Le contraste est saisissant. Tandis que Taïwan déploie des cartes intelligentes d’assurance et que la Corée du Sud intègre l’IA pour anticiper les besoins sanitaires, nos hôpitaux peinent à fournir des médicaments de base ou à maintenir un minimum de dignité dans l’accueil des patients. La modernisation tant promise reste prisonnière des discours politiques et des plans stratégiques jamais concrétisés.

Le Maroc aime à se présenter comme un pays en transition, en route vers l’émergence. Mais comment parler de développement quand l’un des piliers fondamentaux de la société, la santé, s’effondre sous nos yeux? Comment espérer bâtir une économie compétitive quand la population est fragilisée par un système de soins défaillant? Comment convaincre de jeunes médecins et chercheurs de rester servir leur pays quand les conditions de travail les poussent inexorablement vers l’étranger?

Le rapport de CEOWORLD ne fait pas qu’exposer un classement : il renvoie le Maroc à ses contradictions et à ses responsabilités. Il rappelle que la santé n’est pas une faveur octroyée par l’Etat, mais un droit fondamental. Il souligne que l’inaction ne peut plus durer, car chaque jour perdu coûte des vies, accentue les inégalités et nourrit la défiance envers les institutions.

A l’heure où les mobilisations pacifiques sont étouffées par la répression, l’indignation citoyenne se transforme en une revendication politique majeure. La question de la santé publique devient ainsi un baromètre de la démocratie au Maroc : écoutera-t-on la voix des citoyens et des soignants, ou continuera-t-on à gouverner par la peur et le silence?

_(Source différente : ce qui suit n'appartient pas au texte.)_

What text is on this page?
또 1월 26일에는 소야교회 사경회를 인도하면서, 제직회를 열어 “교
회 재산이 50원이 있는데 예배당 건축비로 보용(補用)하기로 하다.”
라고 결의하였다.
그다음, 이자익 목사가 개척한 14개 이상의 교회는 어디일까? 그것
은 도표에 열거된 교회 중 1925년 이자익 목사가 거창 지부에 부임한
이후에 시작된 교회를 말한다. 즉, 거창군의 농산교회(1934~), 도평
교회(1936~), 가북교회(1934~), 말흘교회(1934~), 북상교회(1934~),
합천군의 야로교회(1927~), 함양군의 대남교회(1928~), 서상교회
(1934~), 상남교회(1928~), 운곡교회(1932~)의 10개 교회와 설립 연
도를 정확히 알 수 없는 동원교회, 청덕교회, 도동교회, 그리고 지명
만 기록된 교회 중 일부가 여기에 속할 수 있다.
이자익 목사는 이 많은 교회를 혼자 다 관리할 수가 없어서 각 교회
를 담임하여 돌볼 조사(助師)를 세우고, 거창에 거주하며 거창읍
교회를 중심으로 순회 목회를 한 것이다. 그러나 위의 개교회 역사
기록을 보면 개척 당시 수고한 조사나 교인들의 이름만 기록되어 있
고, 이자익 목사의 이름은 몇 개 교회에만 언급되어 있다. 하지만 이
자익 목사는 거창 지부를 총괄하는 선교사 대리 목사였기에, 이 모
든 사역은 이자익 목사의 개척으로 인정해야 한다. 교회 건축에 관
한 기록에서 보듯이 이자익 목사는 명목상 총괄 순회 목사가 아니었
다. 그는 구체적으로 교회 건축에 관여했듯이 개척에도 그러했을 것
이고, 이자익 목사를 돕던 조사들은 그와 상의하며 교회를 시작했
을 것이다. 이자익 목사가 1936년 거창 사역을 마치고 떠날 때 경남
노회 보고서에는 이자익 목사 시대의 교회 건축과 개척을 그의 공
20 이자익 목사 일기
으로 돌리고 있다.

Le Maroc est aujourd’hui à la croisée des chemins. Soit il s’inspire des modèles qui réussissent, investit massivement dans ses hôpitaux, valorise son personnel médical et modernise son système de soins. Soit il persiste dans la logique du déni, au risque de voir la colère sociale se transformer en crise politique durable. Le classement 2025, loin d’être une simple statistique, sonne comme un avertissement. La santé des Marocains est en jeu. Et avec elle, l’avenir du pays.